I had never seen this photo before, it’s Christmas morning, 1963, the wrapping paper confirms. That is me holding up the doll. My mom’s face, obscured, turns toward me. My sister Cheryl is busy to the right. My sister Michele is smiling up at us. The landscape painting, barely visible on the left, was hung prominently in every house my mom lived in. All the living rooms flash through my memory now. My mom’s robe is chenille, common back then, but now harder to find. Shockingly, though she doesn’t look it, my mother is pregnant and will give birth to my brother in three months. I still wrestle with that cowlick on the back of my head. My father is the seer, behind the camera. I don’t remember this moment, of course, far too young, but I still feel the same. It’s extraordinary -- Mom, see, let me show you -- and now she is gone. It’s absolutely surreal and a fact.

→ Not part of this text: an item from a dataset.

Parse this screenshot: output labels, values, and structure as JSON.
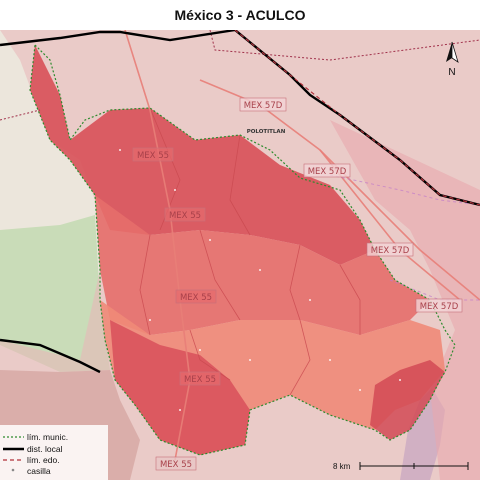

Time has taken on such strange and profound meaning this past year. Like a lot of us I vacillate between frustrated inertia and frantic activity toward some unknown purposeful feeling. Time is so precious. There’s so little left, but just let me sit here a little longer and stare. I struggle to move my body onto the next thing. I watch birds a lot.
I was thinking last night about the other photographs I have of my mom, not many, not many were taken, and she was also shy, often standing to the side or in the background in photos. She watched, more than she participated. She worried. She considered before she acted. She held back. To her I know I seemed like a doer, she would say so, always busy, always doing many things at once, school, work, theater, busy, not stopping. I like/liked it that way. But I so often worry and stand back and consider. More than she knew.

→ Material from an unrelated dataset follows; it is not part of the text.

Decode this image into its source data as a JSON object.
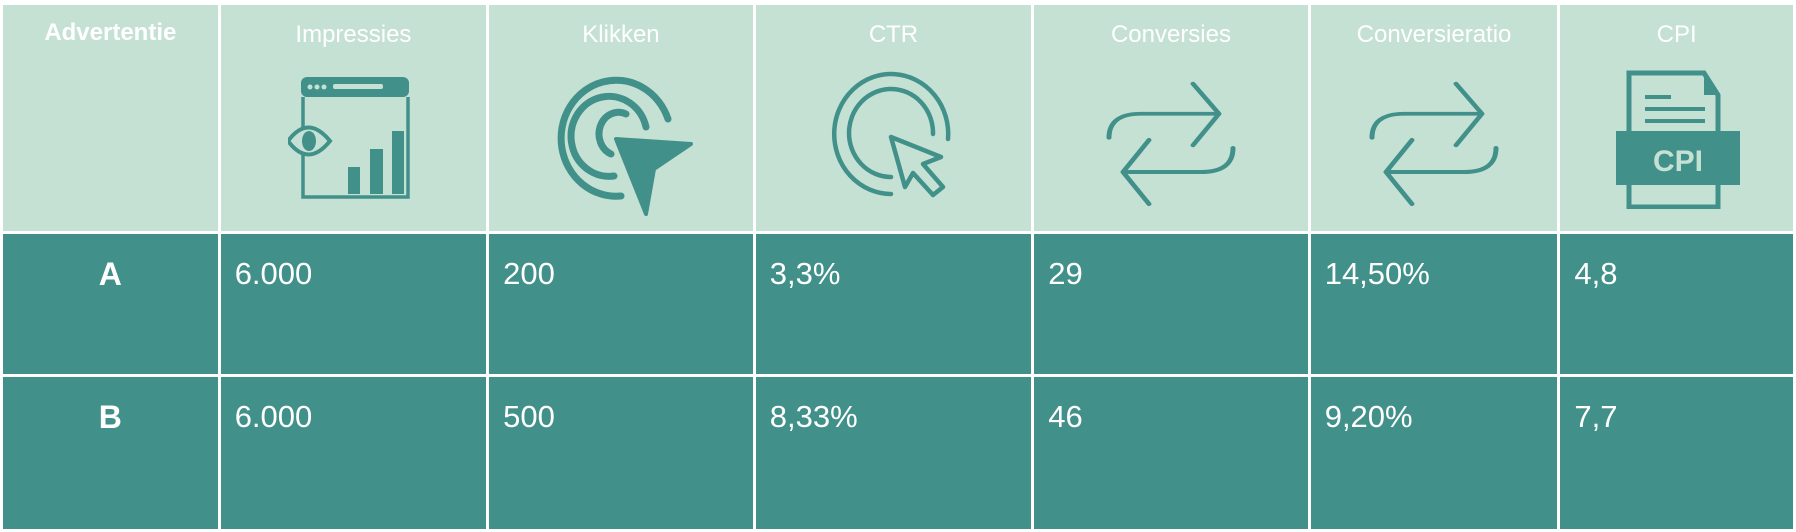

Lately I feel as though I’m watching life, waiting, not sure how to step in or move on. Is it the state of the world, losing my mother, getting older, struggling to write, be creative, and finish projects . . . all of the above? I could feel my mom’s reticence throughout her whole life in my bones last night as I stared at this photo looking for something, examining my own reticence. My whole being is trying to make contact with her these days. I wish I could see her face in the photo and how she was seeing me, but it somehow follows that I can only get a glimpse.

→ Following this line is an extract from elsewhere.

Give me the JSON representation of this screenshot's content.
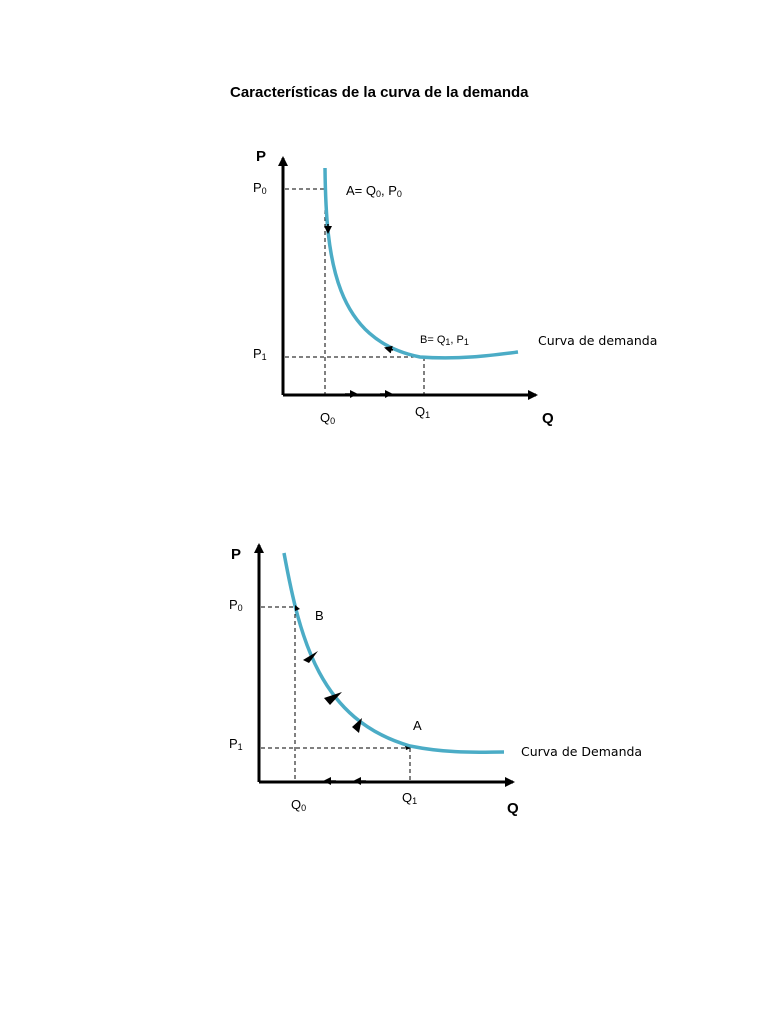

I don’t know what I’ll do with her ashes. It was a kind gesture of my sister to hold some back for me since I couldn’t be at the funeral, but now I’m overwhelmed with the responsibility, the permanence of whatever decision I make.
Before my father died 27 years ago (he was ill and knew it was coming), I asked him to tell me something, anything about what he wanted. He was reluctant, but finally pointed me toward the cemetery near where he lived in California and said he wanted to be under a magnolia tree. Shortly after that talk he died, and my brother and I found ourselves walking around the cemetery with a salesperson. We told the man about the magnolia tree so he took us to various spots that had one. My brother and I would stand on the spot and look around and try to decide if it was the right place . . . for eternity. It was such an absurd ritual. We both knew it at the time and kept giving each other looks and laughing to get ourselves through it. Now the magnolia trees are blooming all around the Bronx and all I think of is my dad and wish I could stand in the spot where he is buried, and somehow feel I am with him.
What would my mom think about a part of her being in New York forever? It wasn’t a place she loved. Perhaps the ocean is best, or under the rose bush in the garden at the end of our street, or beside a magnolia tree. The Tupperware container is a room away on the shelf while I write this.